Pendekatan Manusia dalam
Studi Islam
Dalam
melakukan kajian mengenai studi Islam, pendekatan-pendekatan dalam kajian atau
dalam rangka memahami studi Islam secara sistematis-komprehensif-radikal sangat
penting, karena pendekatan menurut penulis adalah cara pandang yang digunakan untuk
memahami dan menjelaskan sesuatu. Pendekatan-pendekatan yang digunakan dalam
studi Islam atau penelitian agama Islam antara lain sebagai berikut:
1. Pendekatan
Teologis Normatif
Pendekatan
teologis normatif dalam memahami agama secara harfiah dapat diartikan sebagai
upaya memahami agama dengan menggunakan kerangka ilmu ketuhanan yang bertolak
dari suatu keyakinan bahwa wujud empirik dari suatu keagamaan dianggap sebagai
paling benar dibandingkan yang lainnya.[6] Maksud pendekatan normatif adalah studi Islam
yang memandang masalah dari susut legal-formal adalah hubungannya dengan
halal-haram, boleh tidak, dan sejenisnya. Sementara normatif adalah seluruh
ajaran yang terkandung dalam nash. Dengan demikian pendekatan normatif
mempunyai cakupan yang sangat luas. Sebab pendekatan yang digunakan oleh ahli
ushul fikih, ahli hukum Islam, ahli tafsir dan ahli hadis yang berusaha
menggali aspek legal-formal dan ajaran Islam dari sumbernya adalah termasuk pendekatan
normatif.[7]
Sehingga pendekatan teologis-normatif dalam pemahaman keagamaan adalah
pendekatan yang menekankan pada bentuk formal atau simbol-simbol keagamaan yang
masing-masing bentuk formal atau simbol-simbol keagamaan tersebut mengklaim
dirinya sebagai yang paling benar, sedangkan pemahaman yang lainnya dianggap
salah dan yang dimaksud normatif adalah memandang agama dari segi ajarannya
yang pokok dan asli dari tuhan yang di dalamnya belum terdapat penalaran
manusia.[8] Pendekatan
teologi dalam memahami agama cenderung bersikap tertutup, tidak ada dialog,
parsial, saling menyalahkan, saling mengkafirkan, yang akhirnya terjadi
pengkotak-kotakan umat.
Jika yang
digunakan untuk memecahkan masalah esensial pluralitas agama sekarang ini hanya
pendekatan teologis saja, maka tidak bisa. Untuk itu, seharusnya diperlukan
pendekatan lain seperti pendekatan sosiologi, sejarah, antropologi, filsafat
dan lain-lain. Pendekatan teologis-normatif mempunyai kelebihan dan kekurangan.

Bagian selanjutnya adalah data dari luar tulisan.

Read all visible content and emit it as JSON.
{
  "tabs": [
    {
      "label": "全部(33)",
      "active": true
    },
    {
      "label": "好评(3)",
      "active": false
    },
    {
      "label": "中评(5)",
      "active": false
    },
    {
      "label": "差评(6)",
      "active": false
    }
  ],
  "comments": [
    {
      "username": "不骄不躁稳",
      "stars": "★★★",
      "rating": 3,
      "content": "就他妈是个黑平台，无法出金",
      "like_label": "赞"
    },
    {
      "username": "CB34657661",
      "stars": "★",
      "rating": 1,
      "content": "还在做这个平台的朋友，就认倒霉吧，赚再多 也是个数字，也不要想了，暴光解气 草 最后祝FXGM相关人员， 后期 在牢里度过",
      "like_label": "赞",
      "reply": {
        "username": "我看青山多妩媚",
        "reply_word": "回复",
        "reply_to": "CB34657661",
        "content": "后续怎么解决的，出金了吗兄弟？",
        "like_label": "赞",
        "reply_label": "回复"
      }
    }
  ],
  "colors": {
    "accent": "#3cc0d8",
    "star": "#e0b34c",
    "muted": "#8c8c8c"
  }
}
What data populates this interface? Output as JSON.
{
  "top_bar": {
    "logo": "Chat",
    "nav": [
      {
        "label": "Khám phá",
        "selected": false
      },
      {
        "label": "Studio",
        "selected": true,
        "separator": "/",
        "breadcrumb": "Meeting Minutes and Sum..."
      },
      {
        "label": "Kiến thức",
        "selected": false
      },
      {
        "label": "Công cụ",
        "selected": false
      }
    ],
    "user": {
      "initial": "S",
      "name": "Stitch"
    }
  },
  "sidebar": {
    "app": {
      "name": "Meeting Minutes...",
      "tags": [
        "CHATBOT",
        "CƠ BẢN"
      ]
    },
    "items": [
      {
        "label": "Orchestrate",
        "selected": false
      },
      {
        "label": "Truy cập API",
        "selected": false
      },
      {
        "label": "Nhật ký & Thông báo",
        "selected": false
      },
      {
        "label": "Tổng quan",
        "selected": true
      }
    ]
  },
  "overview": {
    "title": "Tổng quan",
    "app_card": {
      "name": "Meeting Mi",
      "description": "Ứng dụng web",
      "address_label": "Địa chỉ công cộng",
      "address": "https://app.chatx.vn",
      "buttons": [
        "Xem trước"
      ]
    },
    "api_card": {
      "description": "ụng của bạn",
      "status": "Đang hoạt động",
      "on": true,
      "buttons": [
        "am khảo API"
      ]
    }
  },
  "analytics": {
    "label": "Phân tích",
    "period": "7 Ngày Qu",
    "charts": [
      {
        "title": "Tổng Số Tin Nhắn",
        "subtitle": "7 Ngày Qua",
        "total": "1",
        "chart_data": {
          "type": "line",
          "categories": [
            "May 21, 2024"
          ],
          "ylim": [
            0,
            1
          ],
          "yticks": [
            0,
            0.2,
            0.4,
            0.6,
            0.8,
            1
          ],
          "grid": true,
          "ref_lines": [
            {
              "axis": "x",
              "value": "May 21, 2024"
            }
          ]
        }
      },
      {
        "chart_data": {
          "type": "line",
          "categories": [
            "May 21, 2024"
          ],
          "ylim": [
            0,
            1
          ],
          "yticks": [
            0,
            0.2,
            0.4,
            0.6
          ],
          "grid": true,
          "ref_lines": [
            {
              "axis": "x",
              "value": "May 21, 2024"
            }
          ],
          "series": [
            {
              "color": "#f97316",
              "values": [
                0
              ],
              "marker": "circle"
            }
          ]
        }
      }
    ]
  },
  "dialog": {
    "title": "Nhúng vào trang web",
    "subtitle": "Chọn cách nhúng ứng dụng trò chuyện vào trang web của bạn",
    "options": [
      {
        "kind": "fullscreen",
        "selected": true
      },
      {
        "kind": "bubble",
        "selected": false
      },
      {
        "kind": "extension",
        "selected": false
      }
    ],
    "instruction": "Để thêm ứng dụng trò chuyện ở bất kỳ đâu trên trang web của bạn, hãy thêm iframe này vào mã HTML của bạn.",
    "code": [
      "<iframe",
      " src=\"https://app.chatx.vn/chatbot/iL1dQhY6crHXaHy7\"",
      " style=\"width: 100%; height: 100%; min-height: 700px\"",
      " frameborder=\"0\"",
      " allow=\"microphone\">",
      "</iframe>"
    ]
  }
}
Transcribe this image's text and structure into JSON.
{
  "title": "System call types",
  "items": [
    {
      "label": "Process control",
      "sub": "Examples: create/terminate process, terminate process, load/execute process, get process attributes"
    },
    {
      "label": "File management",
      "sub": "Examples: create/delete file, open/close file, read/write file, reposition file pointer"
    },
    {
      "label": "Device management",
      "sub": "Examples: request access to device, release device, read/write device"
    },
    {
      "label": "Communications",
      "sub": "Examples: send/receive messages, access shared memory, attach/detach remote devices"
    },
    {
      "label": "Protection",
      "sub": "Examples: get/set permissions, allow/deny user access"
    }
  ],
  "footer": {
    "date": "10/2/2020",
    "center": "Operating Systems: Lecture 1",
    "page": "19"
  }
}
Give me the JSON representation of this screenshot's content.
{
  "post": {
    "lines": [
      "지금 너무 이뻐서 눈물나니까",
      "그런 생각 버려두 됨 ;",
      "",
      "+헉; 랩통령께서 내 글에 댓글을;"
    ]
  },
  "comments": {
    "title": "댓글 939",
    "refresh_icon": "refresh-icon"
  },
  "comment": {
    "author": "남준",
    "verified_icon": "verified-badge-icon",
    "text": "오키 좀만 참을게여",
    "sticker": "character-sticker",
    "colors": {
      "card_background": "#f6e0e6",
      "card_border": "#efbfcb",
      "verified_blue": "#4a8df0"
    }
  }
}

Kelebihannya adalah melalui pendekatan ini, seseorang mempunyai sikap militansi
dalam beragama, yaitu berpegang teguh kepada yang diyakininya sebagai yang
benar tanpa memandang dan meremehkan agama lainnya. Sedangkan kekurangannya
adalah bersifat eksklusif-dogmatif, tidak mau mengakui agama lain dan
sebagainya. Sikap eksklusifisme teologis dalam memandang perbedaan dan
pluralitas agama sebagaimana tersebut di atas merugikan diri sendiri dan yang
lain, karena sikap semacam ini mempersempit bagi masuknya kebenaran baru yang
bisa membuat hidup lebih lapang dan lebih kaya akan nuansa. Oleh sebab itu,
umat Islam seharusnya memahami Islam tidak hanya menggunakan pendekatan
teologis-normatif saja, tetapi juga dengan menggunakan pendekatan-pendekatan
yang lain, Seperti: pendekatan sosiologi, antropologi, filsafat, sejarah dan
lain-lain dengan tujuan agar pemahaman tentang Islam menjadi utuh, integral,
universal dan komprehensif.[9]
Dari
uraian tersebut terlihat bahwa pendekatan teologis dalam memahami agama
menggunakan cara berpikir yang berawal dari keyakinan yang diyakini benar dan
mutlak adanya, karena ajaran yang berasal dari Tuhan, sudah pasti benar,
sehingga tidak perlu dipertanyakan lebih dahulu melainkan dimulai dari
keyakinan yang selanjutnya diperkuat dengan dalil-dalil dan argumentasi.[10]
2. Pendekatan Historis
Historis
adalah asal-usul, silsilah, kisah, riwayat, dan peristiwa. Historis merupakan
suatu ilmu yang di dalamnya dibahas berbagai peristiwa dengan memperhatikan
unsur, tempat, waktu, objek, dan latar belakang suatu peristiwa.[11]
Secara
bahasa, historis mempunyai arti cerita suatu rekonstruksi atau juga kumpulan
gejala empiris masa lampau. Menurut materinya (subject matter), sejarah dibagi menjadi:
a.
Daerah (Asia, Eropa, Amerika dan lain sebagainya)
b.
Zaman (zaman klasik, modern, pertengahan dan lain
sebagainya)
c.
Tematik (sejarah politik, sejarah agama, sejarah seni
dan lain sebagainya).
Sebuah studi atau penelitian sejarah, baik yang lalu
maupun yang
Kontemporer sebenarnya kombinasi antara analisis dari
aktor dan peneliti, sehingga merupakan suatu realitas dari hari lampau yang
utuh. Pendekatan historis menekankan atau pun menitikberatkan pada kronologi
pertumbuhan dan perkembangan. Pendekatan historis menggunakan analisis atas
peristiwa-peristiwa masa silam untuk merumuskan prinsip-prinsip umum. Metode
ini dapat dipakai misalnya, dalam hal pengamalan (kebudayaan umat Islam).[12]
Melalui
pendekatan historis ini sesorang diajak untuk menukik dari alam idealis ke alam yang bersifat empiris dan mendunia. Dari keadaan
ini seseorang akan melihat adanya kesenjangan atau keselarasan antara yang
terdapat dalam alam idealis dengan yang ada di alam empiris dan historis.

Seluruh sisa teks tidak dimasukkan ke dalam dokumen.